After those who led out in this work have labored hard to prepare the truth and bring the work up ready to your hand, you embrace it and go out to labor, presenting the precious arguments which others, with inexpressible anxiety, have searched out for you. While you are amply provided for in point of means, your weekly wages sure, leaving you no reason for care or anxiety in this direction, these pioneers of the cause suffered deprivations of every kind. They had no assurance of anything. They were dependent upon God and upon the few truehearted ones who received their labors. While you have sympathizing brethren to sustain you and fully appreciate your labors, the first laborers in this work had but very few to stand by them. All could be counted in a few minutes. We knew what it was to go hungry for want of food and to suffer with cold for the want of suitable clothing. We have traveled all night by private conveyance to visit the brethren, because we had no means with which to defray the


expenses of hotel fare. We traveled miles on foot, time and again, because we had no money to hire a carriage. Oh, how precious was the truth to us! how valuable souls purchased by the blood of Christ!

We have no complaints to make of our sufferings in those days of close want and perplexity, which made the exercise of faith necessary. They were the happiest days of our lives. There we learned the simplicity of faith. There, while in affliction we tested and proved the Lord. He was our consolation. He was to us like the shadow of a great rock in a weary land. It is unfortunate for you, my brother, and for our young ministers generally, that you and they have not had a similar experience in privation, in trial, and in need; for such an experience would be worth to you more than houses or lands, gold or silver.

When we refer to our past experience of excessive labor and want, and of laboring with our hands to support ourselves and to publish the truth at the very commencement of the work, some of our young preachers of but few years’ experience in the work seem to be annoyed and charge us with boasting of our own works. The reason of this is that their own lives have been so free from wearing care, want, and self-sacrifice that they know not how to sympathize with us, and the contrast is not agreeable to their feelings. To have presented before them the experience of others which is in such wide contrast with their own course does not make their labors appear in so favorable a light as they would have them.

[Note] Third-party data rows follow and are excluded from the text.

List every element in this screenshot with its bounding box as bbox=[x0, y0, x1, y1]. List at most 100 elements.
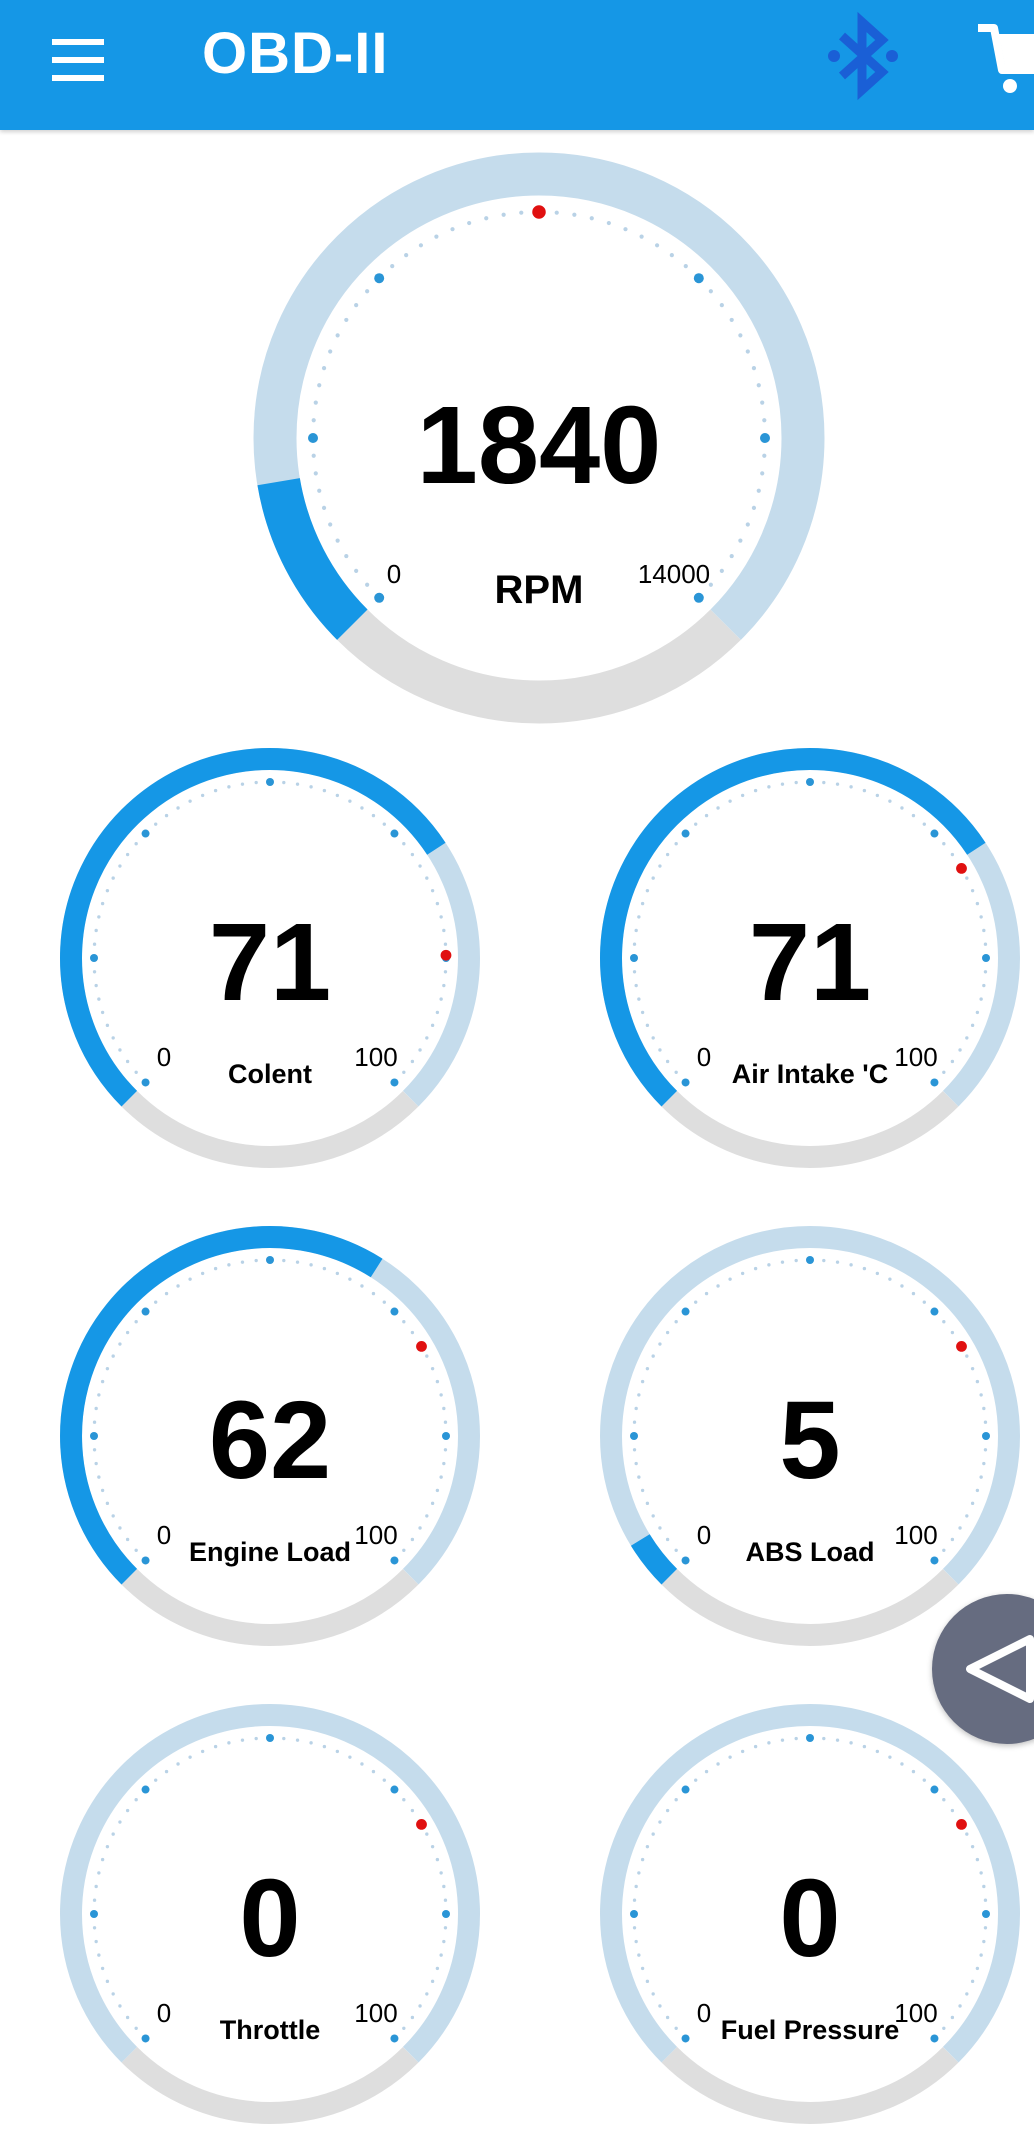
gauge-minor-tick bbox=[674, 1320, 678, 1324]
gauge-minor-tick bbox=[760, 471, 765, 476]
gauge-minor-tick bbox=[105, 1023, 110, 1028]
cart-button[interactable] bbox=[972, 14, 1034, 104]
gauge-minor-tick bbox=[900, 1284, 904, 1288]
gauge-major-tick bbox=[681, 1785, 690, 1794]
gauge-minor-tick bbox=[254, 1258, 258, 1263]
gauge-minor-tick bbox=[317, 383, 322, 388]
gauge-bottom-arc bbox=[661, 2046, 959, 2124]
gauge-minor-tick bbox=[637, 1953, 641, 1957]
gauge-minor-tick bbox=[740, 1749, 745, 1754]
gauge-minor-tick bbox=[753, 1744, 758, 1749]
gauge-minor-tick bbox=[382, 1778, 386, 1782]
gauge-minor-tick bbox=[849, 785, 853, 789]
gauge-minor-tick bbox=[443, 970, 448, 974]
gauge-minor-tick bbox=[322, 1266, 327, 1271]
gauge-minor-tick bbox=[606, 220, 611, 226]
menu-button[interactable] bbox=[40, 25, 120, 105]
gauge-minor-tick bbox=[200, 1271, 205, 1276]
gauge-minor-tick bbox=[435, 1488, 440, 1493]
alarm-marker bbox=[440, 949, 452, 961]
gauge-minor-tick bbox=[665, 1808, 670, 1813]
gauge-minor-tick bbox=[402, 842, 406, 846]
gauge-minor-tick bbox=[751, 505, 757, 510]
gauge-minor-tick bbox=[410, 2015, 415, 2020]
gauge-major-tick bbox=[442, 1432, 450, 1440]
gauge-minor-tick bbox=[125, 1059, 130, 1064]
gauge-minor-tick bbox=[634, 1406, 638, 1411]
gauge-minor-tick bbox=[640, 1010, 645, 1015]
gauge-minor-tick bbox=[282, 1736, 286, 1741]
gauge-minor-tick bbox=[862, 1744, 867, 1749]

When we commenced this work we were both in feeble health. My husband was a dyspeptic; yet three times a day, in faith, we made our supplications to God for strength. My husband went into the hayfield with his scythe, and, in the strength that God gave him in answer to our earnest prayers, he there earned, by mowing, means with which to purchase us neat, plain clothing and to pay our fare to a distant state to present the truth to our brethren.